JPMorgan released a white paper in February identifying user recognition and privacy protections as key elements for interaction and transaction in the metaverse.

“Verifiable identifiers [should be] quick configuration to allow quick identification of other community or team members, or to allow configurable access to different locations and experiences in the virtual world, ”according to the whitepaper.

Gary Gardiner, security engineering manager for Asia Pacific and Japan at Check Point Software Technologies, agreed.

The same mindset for Internet security should apply to the metaverse, he said, adding that security protocols should be as interactive as possible to the user.

People look at the blockchain to identify users, or “using tokens that can be assigned to an organization, or biometrics on the headset you’re wearing, so there’s a level of trust that you know if who are you talking to. ” , did he declare. .

Gardiner also suggested having “small exclamation points” above the avatar’s heads to signal that someone is unreliable.

Data Violations

If users wear devices like virtual reality headsets, organizations can collect data like their head and eye movements or their voice, said Philip Rosedale, founder of Second Life, an online world that allows people to go out, eat and shop virtually.

“This means that within seconds we will know that you are wearing the exact device.
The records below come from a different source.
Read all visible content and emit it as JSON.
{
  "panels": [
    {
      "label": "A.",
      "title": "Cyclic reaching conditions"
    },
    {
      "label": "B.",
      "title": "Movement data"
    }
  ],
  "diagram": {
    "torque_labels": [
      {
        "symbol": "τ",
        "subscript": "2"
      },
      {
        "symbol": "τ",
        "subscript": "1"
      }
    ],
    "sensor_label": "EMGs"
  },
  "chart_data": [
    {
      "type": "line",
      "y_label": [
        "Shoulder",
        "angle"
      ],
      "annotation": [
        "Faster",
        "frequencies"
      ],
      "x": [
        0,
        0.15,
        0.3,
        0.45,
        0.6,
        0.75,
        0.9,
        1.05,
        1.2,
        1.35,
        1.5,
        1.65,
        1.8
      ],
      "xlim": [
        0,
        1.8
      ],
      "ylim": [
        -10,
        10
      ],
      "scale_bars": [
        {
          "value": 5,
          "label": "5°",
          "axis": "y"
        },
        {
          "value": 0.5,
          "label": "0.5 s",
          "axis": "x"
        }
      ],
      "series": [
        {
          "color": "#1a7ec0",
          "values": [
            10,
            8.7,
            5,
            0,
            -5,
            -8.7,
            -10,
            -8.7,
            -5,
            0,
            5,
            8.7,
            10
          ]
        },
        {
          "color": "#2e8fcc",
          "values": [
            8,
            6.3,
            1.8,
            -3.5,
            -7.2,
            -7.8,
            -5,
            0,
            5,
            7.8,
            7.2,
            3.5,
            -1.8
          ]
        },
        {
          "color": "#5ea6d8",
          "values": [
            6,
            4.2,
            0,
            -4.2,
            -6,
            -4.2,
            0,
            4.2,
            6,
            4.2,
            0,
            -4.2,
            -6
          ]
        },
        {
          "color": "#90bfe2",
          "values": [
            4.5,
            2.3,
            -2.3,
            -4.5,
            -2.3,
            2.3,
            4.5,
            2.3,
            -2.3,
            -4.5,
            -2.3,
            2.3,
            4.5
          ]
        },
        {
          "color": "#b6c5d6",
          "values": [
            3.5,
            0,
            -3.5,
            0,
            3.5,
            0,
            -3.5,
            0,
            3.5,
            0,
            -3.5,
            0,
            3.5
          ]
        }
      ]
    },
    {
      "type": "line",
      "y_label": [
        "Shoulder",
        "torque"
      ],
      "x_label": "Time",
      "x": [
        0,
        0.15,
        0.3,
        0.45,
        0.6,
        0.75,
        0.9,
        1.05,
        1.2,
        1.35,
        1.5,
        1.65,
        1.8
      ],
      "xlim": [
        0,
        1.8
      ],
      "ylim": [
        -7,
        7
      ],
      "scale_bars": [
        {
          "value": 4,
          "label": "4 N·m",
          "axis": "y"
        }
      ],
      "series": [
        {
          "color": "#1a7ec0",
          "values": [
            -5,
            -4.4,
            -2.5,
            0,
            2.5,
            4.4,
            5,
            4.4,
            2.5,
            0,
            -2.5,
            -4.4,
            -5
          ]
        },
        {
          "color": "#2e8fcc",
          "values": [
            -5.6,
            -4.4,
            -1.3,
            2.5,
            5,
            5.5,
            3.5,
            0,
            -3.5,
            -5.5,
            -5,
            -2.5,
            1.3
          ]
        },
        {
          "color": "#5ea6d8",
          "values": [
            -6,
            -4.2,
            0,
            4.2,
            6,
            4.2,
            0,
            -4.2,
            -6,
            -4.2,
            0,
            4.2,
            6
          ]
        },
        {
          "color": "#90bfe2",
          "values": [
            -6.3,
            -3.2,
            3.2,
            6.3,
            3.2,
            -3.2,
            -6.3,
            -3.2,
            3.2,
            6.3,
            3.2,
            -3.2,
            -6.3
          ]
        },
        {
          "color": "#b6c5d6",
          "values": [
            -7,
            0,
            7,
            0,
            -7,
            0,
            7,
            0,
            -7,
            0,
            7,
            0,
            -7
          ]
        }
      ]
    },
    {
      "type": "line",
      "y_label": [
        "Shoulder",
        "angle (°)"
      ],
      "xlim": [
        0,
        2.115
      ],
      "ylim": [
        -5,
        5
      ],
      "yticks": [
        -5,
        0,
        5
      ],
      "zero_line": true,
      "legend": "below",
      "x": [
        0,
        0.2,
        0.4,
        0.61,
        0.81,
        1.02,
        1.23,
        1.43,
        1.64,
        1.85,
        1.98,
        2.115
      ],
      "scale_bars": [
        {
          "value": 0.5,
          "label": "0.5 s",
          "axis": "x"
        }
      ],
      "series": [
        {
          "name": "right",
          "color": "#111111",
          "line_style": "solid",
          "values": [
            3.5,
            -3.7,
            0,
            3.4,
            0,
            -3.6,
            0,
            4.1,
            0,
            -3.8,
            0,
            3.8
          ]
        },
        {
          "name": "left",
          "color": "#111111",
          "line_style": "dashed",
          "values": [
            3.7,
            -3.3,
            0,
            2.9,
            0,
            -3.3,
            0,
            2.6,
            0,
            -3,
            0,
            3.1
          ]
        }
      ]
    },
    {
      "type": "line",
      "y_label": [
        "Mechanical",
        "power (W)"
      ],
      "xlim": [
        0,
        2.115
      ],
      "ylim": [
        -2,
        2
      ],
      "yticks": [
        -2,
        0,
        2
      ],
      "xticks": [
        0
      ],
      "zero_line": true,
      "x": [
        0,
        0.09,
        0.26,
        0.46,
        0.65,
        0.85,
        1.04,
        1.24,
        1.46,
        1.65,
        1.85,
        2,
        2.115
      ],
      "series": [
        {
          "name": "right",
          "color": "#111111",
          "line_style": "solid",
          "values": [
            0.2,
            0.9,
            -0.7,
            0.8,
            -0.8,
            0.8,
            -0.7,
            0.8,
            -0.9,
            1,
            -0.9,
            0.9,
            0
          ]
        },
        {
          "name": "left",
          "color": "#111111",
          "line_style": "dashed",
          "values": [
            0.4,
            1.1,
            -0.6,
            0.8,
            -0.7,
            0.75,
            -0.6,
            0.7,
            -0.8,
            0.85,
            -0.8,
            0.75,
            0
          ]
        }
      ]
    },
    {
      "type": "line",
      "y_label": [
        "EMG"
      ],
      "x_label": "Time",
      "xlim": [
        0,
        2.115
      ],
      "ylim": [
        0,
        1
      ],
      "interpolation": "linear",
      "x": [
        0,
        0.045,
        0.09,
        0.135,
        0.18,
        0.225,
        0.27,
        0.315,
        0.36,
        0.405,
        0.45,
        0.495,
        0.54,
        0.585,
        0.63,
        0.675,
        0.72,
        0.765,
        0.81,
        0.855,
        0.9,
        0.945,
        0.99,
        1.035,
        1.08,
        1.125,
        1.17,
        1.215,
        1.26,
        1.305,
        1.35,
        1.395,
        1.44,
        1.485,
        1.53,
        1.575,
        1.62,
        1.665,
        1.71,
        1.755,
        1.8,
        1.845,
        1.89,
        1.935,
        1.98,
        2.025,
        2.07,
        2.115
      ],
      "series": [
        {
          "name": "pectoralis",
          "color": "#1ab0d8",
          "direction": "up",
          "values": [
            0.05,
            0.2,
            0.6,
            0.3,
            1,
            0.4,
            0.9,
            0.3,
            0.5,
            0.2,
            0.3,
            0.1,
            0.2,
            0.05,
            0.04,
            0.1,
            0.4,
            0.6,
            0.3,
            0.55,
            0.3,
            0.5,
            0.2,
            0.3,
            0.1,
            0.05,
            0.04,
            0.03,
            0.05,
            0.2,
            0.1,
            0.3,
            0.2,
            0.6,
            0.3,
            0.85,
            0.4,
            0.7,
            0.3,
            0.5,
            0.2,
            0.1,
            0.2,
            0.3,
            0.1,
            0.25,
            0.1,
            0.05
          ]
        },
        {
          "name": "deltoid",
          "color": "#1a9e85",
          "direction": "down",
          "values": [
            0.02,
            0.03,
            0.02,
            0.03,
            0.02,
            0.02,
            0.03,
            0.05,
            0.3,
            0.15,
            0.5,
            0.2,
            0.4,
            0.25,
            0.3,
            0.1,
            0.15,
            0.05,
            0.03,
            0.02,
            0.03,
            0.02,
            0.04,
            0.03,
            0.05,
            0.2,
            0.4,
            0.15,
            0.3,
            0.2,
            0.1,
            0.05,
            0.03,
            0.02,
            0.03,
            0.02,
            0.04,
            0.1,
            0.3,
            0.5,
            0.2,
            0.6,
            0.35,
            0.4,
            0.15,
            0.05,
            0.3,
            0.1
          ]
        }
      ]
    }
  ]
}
This is a serious potential privacy issue for the virtual world,” he said.

What can be

Microsoft co-founder Bill Gates predicted in a blog post in December that in two to three years most virtual meetings will move to the metaverse.

For businesses to operate safely in the metaverse, Gardiner said, it’s important to properly train staff.
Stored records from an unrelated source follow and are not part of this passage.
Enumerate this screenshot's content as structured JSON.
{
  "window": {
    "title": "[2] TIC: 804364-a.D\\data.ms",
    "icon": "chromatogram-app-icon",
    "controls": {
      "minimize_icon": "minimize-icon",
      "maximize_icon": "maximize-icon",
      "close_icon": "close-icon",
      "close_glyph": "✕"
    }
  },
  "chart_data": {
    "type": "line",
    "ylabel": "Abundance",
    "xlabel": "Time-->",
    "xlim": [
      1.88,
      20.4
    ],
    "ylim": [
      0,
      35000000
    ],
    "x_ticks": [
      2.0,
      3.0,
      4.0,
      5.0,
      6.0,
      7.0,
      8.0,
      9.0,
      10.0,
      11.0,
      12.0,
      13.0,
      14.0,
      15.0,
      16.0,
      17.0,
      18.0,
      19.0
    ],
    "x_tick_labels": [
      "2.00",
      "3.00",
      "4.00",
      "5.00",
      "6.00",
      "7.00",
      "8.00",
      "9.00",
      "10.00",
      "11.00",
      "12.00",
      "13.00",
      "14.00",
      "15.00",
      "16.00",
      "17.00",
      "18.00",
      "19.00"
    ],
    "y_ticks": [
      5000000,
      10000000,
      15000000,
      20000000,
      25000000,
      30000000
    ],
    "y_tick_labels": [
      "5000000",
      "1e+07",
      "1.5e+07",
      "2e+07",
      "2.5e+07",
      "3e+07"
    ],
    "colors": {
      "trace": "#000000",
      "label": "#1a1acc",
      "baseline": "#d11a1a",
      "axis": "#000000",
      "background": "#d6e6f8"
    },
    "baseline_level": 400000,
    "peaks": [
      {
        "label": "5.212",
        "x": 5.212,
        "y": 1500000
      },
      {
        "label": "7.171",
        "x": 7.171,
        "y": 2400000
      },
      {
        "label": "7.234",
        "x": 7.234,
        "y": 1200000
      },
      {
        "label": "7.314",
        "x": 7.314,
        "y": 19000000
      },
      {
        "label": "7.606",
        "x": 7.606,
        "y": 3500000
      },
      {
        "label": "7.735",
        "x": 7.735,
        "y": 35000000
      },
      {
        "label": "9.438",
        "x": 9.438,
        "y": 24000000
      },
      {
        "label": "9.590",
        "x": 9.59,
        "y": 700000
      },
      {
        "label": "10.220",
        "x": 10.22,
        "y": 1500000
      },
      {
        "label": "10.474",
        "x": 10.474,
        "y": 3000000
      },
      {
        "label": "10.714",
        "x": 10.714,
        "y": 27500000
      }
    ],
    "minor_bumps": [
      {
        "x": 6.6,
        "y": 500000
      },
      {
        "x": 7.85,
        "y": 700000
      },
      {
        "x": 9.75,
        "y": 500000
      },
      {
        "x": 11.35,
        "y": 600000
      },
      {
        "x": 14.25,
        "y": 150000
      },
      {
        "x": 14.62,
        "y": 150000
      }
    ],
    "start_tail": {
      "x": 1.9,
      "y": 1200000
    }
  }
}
“The weakest point of any organization from a cybersecurity perspective is the user,” he explained.

The foundation [of the metaverse] It has to be good because if the foundation is weak and not good, people will lose faith in the platform and we will stop using it.

Gary Gardiner

Check Point Software Technologies

If an attack hits the metaverse, users will be in a stronger position if they have that level of training and understanding of what is at stake, he said.

While companies need to implement risk reduction strategies, Rosedale and Gardiner said that maintaining privacy ultimately depends on the type of security platforms and security models put in place in the metaverse area for organizations. .

Citing LinkedIn, a professional networking site, as an example, Rosedale said users should be able to use a “network of trust” to exchange information with others to more easily build trust.

Identifying people you trust and sharing that information with other trusted people will allow you to evaluate whether you have friends who are similar to a new one, he added.

Meanwhile, Gardiner said companies involved in Metaverse design need to work together to establish a common standard that will allow security protocols to be deployed effectively.

“The foundation [of the metaverse] it has to be done right because if the foundation is weak and it’s not done right, people will lose confidence in the platform and we will stop using it, ”Gardiner said.